— Где они их взяли?
— Из гвоздей сделали. Сами.
— А разве вы их не проверяли?
— Сегодня отберу — завтра новые готовы.
— Что дальше было?
— А что? Шулер в картах силен. А драться на ножах не умел. Увидел их — и ходу от капитана и от этих двоих. Ну а капитан — мужик не промах. Силенок хватало.
— Понятно. В дальнее плаванье задохликов не посылают, — встрял майор.

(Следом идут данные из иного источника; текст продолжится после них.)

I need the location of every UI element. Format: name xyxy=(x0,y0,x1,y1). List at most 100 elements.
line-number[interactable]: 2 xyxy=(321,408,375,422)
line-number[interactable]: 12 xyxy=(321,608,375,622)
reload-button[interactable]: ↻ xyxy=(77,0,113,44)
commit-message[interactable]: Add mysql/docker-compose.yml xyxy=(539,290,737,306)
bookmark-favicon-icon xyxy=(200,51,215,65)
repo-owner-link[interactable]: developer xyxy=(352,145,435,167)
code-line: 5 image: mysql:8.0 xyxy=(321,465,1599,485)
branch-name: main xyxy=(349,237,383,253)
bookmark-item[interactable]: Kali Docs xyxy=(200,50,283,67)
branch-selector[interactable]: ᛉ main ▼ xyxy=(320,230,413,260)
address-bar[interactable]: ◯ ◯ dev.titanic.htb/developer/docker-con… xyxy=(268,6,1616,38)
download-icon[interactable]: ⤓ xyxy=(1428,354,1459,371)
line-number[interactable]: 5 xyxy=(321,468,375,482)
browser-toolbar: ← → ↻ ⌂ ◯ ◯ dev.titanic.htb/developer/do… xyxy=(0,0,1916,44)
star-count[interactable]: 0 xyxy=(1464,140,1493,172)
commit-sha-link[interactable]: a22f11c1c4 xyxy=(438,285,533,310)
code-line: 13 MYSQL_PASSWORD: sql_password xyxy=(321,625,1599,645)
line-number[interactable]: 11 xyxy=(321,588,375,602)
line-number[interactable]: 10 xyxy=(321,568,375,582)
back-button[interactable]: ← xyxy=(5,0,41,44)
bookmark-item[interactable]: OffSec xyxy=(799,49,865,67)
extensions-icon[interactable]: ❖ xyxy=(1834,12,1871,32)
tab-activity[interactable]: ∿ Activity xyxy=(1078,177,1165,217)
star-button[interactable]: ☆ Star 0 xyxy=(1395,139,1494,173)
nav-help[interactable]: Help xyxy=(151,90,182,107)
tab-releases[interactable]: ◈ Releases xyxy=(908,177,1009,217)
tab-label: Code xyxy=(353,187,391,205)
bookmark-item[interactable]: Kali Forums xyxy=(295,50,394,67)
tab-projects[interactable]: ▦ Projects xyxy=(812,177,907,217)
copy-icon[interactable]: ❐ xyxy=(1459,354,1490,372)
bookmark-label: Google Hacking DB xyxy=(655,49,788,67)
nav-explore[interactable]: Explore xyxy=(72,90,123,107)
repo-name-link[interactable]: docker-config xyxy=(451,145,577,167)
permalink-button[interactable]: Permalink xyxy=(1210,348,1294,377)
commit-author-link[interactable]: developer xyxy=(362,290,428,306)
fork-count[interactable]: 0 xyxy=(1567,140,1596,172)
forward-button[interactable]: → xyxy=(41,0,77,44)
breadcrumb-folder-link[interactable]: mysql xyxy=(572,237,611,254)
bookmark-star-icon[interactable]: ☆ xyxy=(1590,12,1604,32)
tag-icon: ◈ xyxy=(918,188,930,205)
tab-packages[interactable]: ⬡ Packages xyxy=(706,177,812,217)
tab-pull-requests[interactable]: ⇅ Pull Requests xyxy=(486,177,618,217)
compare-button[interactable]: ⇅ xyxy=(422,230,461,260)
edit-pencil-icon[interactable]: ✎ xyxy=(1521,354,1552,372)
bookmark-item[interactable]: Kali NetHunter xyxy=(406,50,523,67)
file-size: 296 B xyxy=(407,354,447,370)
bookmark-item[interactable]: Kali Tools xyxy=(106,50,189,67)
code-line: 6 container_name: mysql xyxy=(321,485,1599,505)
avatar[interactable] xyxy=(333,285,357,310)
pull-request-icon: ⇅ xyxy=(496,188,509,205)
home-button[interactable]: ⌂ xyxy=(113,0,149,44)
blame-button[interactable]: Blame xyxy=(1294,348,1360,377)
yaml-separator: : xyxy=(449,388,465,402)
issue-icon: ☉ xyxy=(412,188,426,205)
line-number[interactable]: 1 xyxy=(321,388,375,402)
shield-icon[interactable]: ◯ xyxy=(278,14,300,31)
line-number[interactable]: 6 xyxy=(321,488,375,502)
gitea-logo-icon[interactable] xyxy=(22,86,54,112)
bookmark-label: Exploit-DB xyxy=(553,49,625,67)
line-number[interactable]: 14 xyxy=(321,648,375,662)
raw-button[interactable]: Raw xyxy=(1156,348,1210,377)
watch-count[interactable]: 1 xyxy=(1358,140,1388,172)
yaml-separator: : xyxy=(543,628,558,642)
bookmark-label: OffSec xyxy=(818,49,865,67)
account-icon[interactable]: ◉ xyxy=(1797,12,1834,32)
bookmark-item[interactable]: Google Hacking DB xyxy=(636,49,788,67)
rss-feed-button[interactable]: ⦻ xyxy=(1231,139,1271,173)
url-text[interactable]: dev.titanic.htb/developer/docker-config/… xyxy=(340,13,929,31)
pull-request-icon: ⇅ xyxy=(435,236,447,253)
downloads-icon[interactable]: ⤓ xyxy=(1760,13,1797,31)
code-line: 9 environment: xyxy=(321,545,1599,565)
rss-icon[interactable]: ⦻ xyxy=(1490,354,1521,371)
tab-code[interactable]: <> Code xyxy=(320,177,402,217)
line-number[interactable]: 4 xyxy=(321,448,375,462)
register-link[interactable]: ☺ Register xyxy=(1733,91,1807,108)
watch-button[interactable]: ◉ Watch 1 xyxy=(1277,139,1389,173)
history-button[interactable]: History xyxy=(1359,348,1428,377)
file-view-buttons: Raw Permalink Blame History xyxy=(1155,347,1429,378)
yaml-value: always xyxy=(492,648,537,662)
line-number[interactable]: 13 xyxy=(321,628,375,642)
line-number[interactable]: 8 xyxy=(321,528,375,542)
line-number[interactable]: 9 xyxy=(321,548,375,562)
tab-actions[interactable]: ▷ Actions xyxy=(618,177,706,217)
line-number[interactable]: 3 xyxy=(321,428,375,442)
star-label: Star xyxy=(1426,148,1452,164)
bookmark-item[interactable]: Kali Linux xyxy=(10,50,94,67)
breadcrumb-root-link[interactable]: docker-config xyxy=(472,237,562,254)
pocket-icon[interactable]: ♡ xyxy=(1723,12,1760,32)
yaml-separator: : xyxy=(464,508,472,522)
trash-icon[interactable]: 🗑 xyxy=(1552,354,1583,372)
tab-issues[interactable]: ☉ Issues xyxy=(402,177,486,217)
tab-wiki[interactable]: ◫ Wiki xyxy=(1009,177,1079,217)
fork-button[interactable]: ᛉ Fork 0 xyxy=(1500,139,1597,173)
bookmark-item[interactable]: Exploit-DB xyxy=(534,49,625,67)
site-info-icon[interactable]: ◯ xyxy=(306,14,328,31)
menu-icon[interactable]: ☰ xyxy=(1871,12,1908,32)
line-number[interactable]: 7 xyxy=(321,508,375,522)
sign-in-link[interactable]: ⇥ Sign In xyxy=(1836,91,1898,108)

— У первого он нож ногой выбил. И головой в живот. К стене барака припечатал. Да так, что из него, если б не телогрей ка, все кишки на десяток метров разлетелись бы. Но второй успел капитана ножом в бок ткнуть. Капитан за бок схватился. Но все же поддел бандюгу. Сапогом в пах… А из-за барака— сам «бугор». С финкой на капитана. А у того крови полный сапог. Сознание мутит. Шаг сделал и свалился в ту же секунду. «Бугор» нему. На бандюг не оглянулся, не посмотрел — живы ли они? Враз по карманам шарить стал. Ну а шулер уже в барак прибежал. Рассказал тому бригадиру, что случилось. Он с нар подскочил. И как был телешом, в одном исподнем, рванулся к месту драки. «Бугор» хотел в это время горло капитану ножом перерезать. Но бригадир сбил его. «Перо» отнял. Измолотив до полусмерти, принес в барак к его же кентам. И, насовав мордой в парашу, на нары кинул, как мешок. Приказал его людям на три пушечных выстрела не подходить к своему бараку. Пригрозил. А воры иных работяг не только уважали, но и побаивались. Так что на этом дело и кончилось.
— Капитан жив остался?
— Три месяца в больнице лежал. Крови много потерял. Едва оклемался, — ответил Бондарев.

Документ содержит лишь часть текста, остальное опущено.